More importantly, how do I stop it?

It probably happened slowly, over time, without me even noticing it. I mean, it's food! It's alive, but it doesn't have a soul. It shouldn't have this kind of power over me. It literally can determine whether I have a bad day or a good day. Feel good or feel guilty. I'm either a bad person because of what I eat or a good person because of what I didn't eat. I mean, it's food! It has one purpose in life - to nourish our bodies. And yet for me, it has become so much more than that. How did this happen? Why did this happen? But what really stumps me is how to stop it. I am at a complete loss as to figure that out. There have been so many times I think I'm on the right track, but there's something that holds me back, prevents me from moving forward. I make a few wrong choices and my emotions head south and I just want to eat more to cover up those emotions. It has to stop, I just don't know how.

Tuesday, October 6, 2009

No title

What a morning. I hate McDonalds. I hate that I go there and eat their food. I hate that I feel the way I do. I hate that I feel bigger and bigger every day. I hate it. I hate my actions. I hate my inactions.
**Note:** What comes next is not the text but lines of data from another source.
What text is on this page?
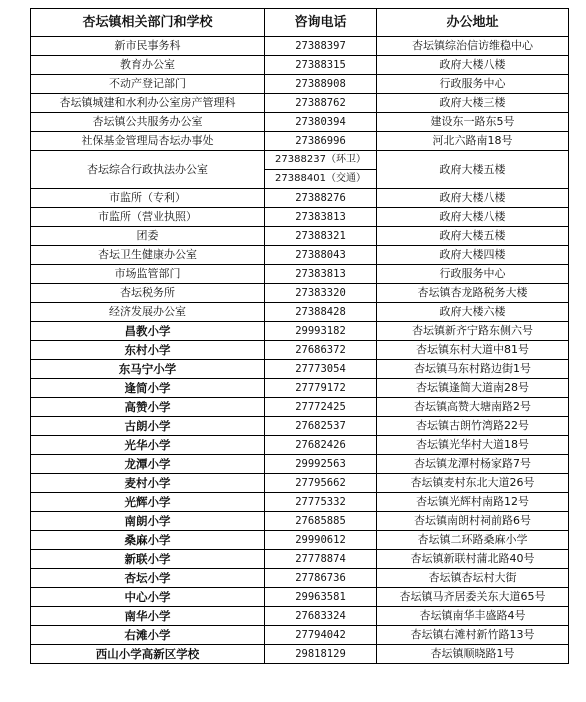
杏坛镇相关部门和学校	咨询电话	办公地址
新市民事务科	27388397	杏坛镇综治信访维稳中心
教育办公室	27388315	政府大楼八楼
不动产登记部门	27388908	行政服务中心
杏坛镇城建和水利办公室房产管理科	27388762	政府大楼三楼
杏坛镇公共服务办公室	27380394	建设东一路东5号
社保基金管理局杏坛办事处	27386996	河北六路南18号
杏坛综合行政执法办公室	27388237（环卫）	政府大楼五楼
	27388401（交通）	
市监所（专利）	27388276	政府大楼八楼
市监所（营业执照）	27383813	政府大楼八楼
团委	27388321	政府大楼五楼
杏坛卫生健康办公室	27388043	政府大楼四楼
市场监管部门	27383813	行政服务中心
杏坛税务所	27383320	杏坛镇杏龙路税务大楼
经济发展办公室	27388428	政府大楼六楼
昌教小学	29993182	杏坛镇新齐宁路东侧六号
东村小学	27686372	杏坛镇东村大道中81号
东马宁小学	27773054	杏坛镇马东村路边街1号
逢简小学	27779172	杏坛镇逢简大道南28号
高赞小学	27772425	杏坛镇高赞大塘南路2号
古朗小学	27682537	杏坛镇古朗竹湾路22号
光华小学	27682426	杏坛镇光华村大道18号
龙潭小学	29992563	杏坛镇龙潭村杨家路7号
麦村小学	27795662	杏坛镇麦村东北大道26号
光辉小学	27775332	杏坛镇光辉村南路12号
南朗小学	27685885	杏坛镇南朗村祠前路6号
桑麻小学	29990612	杏坛镇二环路桑麻小学
新联小学	27778874	杏坛镇新联村蒲北路40号
杏坛小学	27786736	杏坛镇杏坛村大街
中心小学	29963581	杏坛镇马齐居委关东大道65号
南华小学	27683324	杏坛镇南华丰盛路4号
右滩小学	27794042	杏坛镇右滩村新竹路13号
西山小学高新区学校	29818129	杏坛镇顺晓路1号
I hate that I just took out my fall/winter clothes and they are too small. I hate that these pants are too tight for me and I feel so uncomfortable. I hate that I am alone. I hate that I feel bloated from the breakfast I ate this morning. I hate that other people have found someone special and that I don't have anyone right now. I hate that I'm stuck. I hate this. I hate the wall. I hate that I feel powerless to do anything about it. I hate it. I hate that the scale stays in the 290's which is higher than I've ever been before in my life. I hate that I have so many wonderful people to support me and yet I feel as though I let them down time and time again because as bad as I want it, I have been unable to do it. I hate feeling guilty. I hate feeling depressed about all of this. I hate my weaknesses. I hate my lack of control. I hate feeling different. I hate feeling like an outsider. I hate not being able to do things anymore because I'm too flippin obese. I hate my lack of discipline. I hate not knowing how to overcome this. I hate knowing what to do and yet not doing it. I hate it.